Wiem, co to znaczy drabble.
Jakby mi się chciało, zapytałabym Cię, Rogerze, czy rozumiesz różnicę między limitem znaków a limitem słów, ale jednak mi się nie chce.
"Nigdy nie rezygnuj z celu tylko dlatego, że osiągnięcie go wymaga czasu. Czas i tak upłynie." - H. Jackson Brown Jr
Przeczytałem. I chyba tylko tyle mogę powiedzieć.
Administrator portalu Nowej Fantastyki. Masz jakieś pytania, uwagi, a może coś nie działa tak, jak powinno? Napisz do mnie! :)
Rogerze, powoli stałeś się dla mnie marką i zawsze chętnie czytam twoje opowiadania. Ale tym razem się nie udało, chociaż wszystko, co w drabble'u powinno być - jest jak byk. Ale mimo to - dość sztywno wyszło, nie wiem, może chodzi o rejestr - jest oficjalny, sztuczny.
Berylu, dzięki za przeczytanie i komentarz. Musiała to być męka...
Niezgodo,b, dzięki za przeczytanie i komentarz krytyczny.

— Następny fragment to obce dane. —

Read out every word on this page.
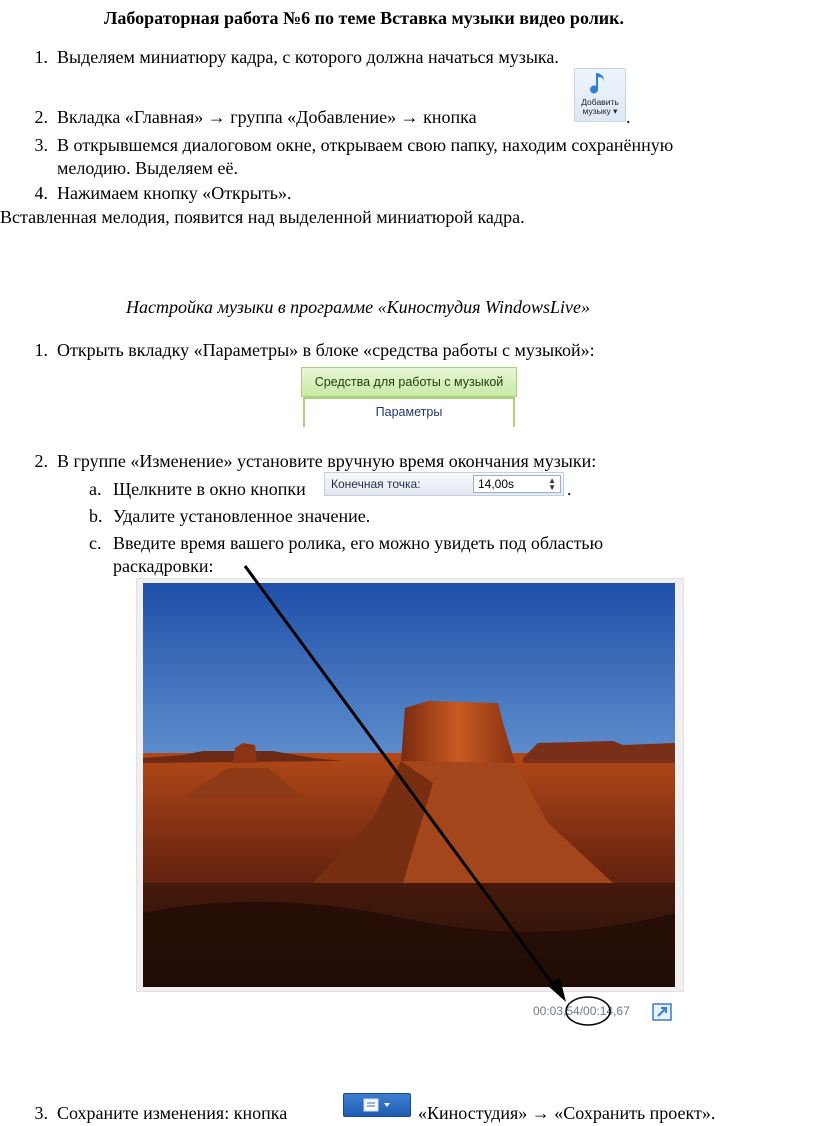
Лабораторная работа №6 по теме Вставка музыки видео ролик.
1. Выделяем миниатюру кадра, с которого должна начаться музыка.
2. Вкладка «Главная» → группа «Добавление» → кнопка
Добавить
музыку ▾ .
3. В открывшемся диалоговом окне, открываем свою папку, находим сохранённую
мелодию. Выделяем её.
4. Нажимаем кнопку «Открыть».
Вставленная мелодия, появится над выделенной миниатюрой кадра.
Настройка музыки в программе «Киностудия WindowsLive»
1. Открыть вкладку «Параметры» в блоке «средства работы с музыкой»:
Средства для работы с музыкой
Параметры
2. В группе «Изменение» установите вручную время окончания музыки:
a. Щелкните в окно кнопки Конечная точка:	14,00s	▲
▼ .
b. Удалите установленное значение.
c. Введите время вашего ролика, его можно увидеть под областью
раскадровки:
00:03,54/00:14,67
3. Сохраните изменения: кнопка	«Киностудия» → «Сохранить проект».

Drabble jest bardzo dobrą formą treningu pisarskiego. Wiadomo --- sto wyrażow, w tym wstęp, rozwinięcie i pointa. W międzyczasie, pomiędzy dwoma większymi uwtorami --- nie chodzi tu o konkurs "BG" == piszę sobie drabble'a albo piszę go ad hoc, tak jak teraz --- dla wprawy. A co do "Przesmyku". On taki miał być - ponury. A zakończenie miało byc jeszcze bardziej ponure. Tez jest ponure.
Co ja zrobię, że Ci nie spodobało? Przykro mi. Na pewno lepiej nie czytać tego drabble'a przy kolacji.

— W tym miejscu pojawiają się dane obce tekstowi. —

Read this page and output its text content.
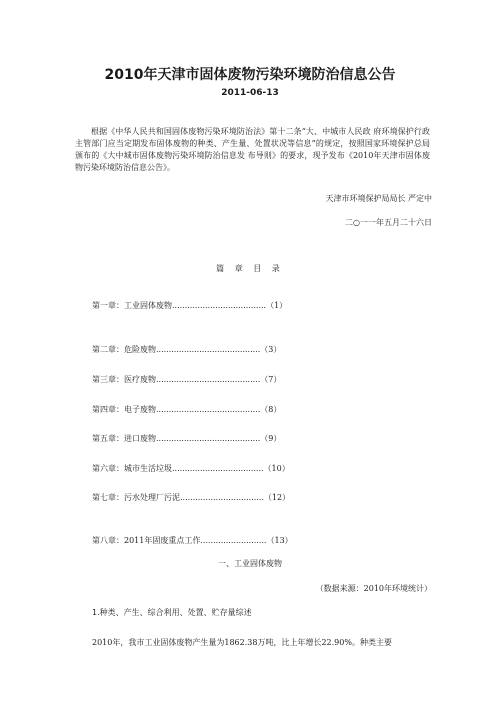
2010年天津市固体废物污染环境防治信息公告
2011-06-13

根据《中华人民共和国固体废物污染环境防治法》第十二条“大、中城市人民政 府环境保护行政主管部门应当定期发布固体废物的种类、产生量、处置状况等信息”的规定，按照国家环境保护总局颁布的《大中城市固体废物污染环境防治信息发 布导则》的要求，现予发布《2010年天津市固体废物污染环境防治信息公告》。

天津市环境保护局局长 严定中
二○一一年五月二十六日
篇 章 目 录
第一章：工业固体废物.....................................（1）
第二章：危险废物.........................................（3）
第三章：医疗废物.........................................（7）
第四章：电子废物.........................................（8）
第五章：进口废物.........................................（9）
第六章：城市生活垃圾....................................（10）
第七章：污水处理厂污泥.................................（12）
第八章：2011年固废重点工作..........................（13）
一、工业固体废物
（数据来源：2010年环境统计）
1.种类、产生、综合利用、处置、贮存量综述
2010年，我市工业固体废物产生量为1862.38万吨，比上年增长22.90%。种类主要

W ramach rekompensatt napisże wiersz fnatastyczny z dedykacją dla Niezgody.b.
Piękny tytul --- "Elizjum".
Pozdrawiam serdecznie.
Hola, hola, "ponury" to nie moje określenie. On właśnie nie jest ponury, on jest zwyczajnie płaski.

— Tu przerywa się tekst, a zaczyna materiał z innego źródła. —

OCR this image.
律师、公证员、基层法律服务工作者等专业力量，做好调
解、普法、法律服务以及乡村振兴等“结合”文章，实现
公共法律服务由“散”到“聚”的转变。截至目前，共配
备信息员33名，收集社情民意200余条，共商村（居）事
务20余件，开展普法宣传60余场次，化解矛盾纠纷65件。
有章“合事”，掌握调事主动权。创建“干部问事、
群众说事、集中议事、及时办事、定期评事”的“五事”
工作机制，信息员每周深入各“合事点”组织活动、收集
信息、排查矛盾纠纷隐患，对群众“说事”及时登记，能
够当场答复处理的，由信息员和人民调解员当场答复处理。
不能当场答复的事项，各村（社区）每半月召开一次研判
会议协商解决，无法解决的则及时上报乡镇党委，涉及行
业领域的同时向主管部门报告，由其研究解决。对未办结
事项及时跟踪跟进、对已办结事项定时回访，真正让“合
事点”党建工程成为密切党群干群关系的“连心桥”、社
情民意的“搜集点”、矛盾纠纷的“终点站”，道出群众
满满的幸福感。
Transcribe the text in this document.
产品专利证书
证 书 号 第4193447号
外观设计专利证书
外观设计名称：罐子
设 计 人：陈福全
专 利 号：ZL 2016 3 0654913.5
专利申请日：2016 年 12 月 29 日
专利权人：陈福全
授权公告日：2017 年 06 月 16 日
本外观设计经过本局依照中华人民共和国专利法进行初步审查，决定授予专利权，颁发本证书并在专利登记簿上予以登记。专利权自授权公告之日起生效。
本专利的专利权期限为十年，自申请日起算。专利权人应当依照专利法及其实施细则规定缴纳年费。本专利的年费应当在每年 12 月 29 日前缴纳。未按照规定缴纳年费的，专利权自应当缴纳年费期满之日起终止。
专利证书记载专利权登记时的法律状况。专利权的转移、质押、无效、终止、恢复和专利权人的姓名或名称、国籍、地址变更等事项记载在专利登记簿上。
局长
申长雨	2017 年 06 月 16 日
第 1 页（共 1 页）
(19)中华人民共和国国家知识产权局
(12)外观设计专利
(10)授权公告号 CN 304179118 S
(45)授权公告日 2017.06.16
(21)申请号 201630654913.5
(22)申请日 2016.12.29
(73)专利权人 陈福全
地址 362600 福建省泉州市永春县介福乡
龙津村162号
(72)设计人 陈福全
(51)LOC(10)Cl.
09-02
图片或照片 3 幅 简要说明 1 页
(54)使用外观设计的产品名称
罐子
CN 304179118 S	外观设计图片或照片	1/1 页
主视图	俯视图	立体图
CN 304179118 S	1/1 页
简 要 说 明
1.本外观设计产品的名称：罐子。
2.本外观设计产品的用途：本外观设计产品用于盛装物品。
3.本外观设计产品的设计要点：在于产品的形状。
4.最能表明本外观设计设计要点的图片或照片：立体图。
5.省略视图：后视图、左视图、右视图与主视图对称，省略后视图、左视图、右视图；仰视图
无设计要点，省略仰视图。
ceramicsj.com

Drabble to jedno z najlepszych ćwiczeń, dlatego tym bardziej jestem zaskoczona, że się nie udalo.
Chciałabym zobaczyć twoją wersję "Cwiczeń stylistycznych" R. Queneau bardziej niż "Elizjum".
Rzeczywiście, w komentarzu nie ma wyraxu "ponury".
Są przymiotniki "sztywny","oficjalny" ,"sztuczny". Z pokorą przyjmuję krytykę, bo drabble miał być ponury . Skreślam dedykację w wierszu - co zrobić...
Jeszcze raz dzuęki za komentarz.
Postanowiłem odrzucić pokutę, jako niezbyt Nietzscheańską, co bynajmniej nie oznacza, że opowiadań nie piszę.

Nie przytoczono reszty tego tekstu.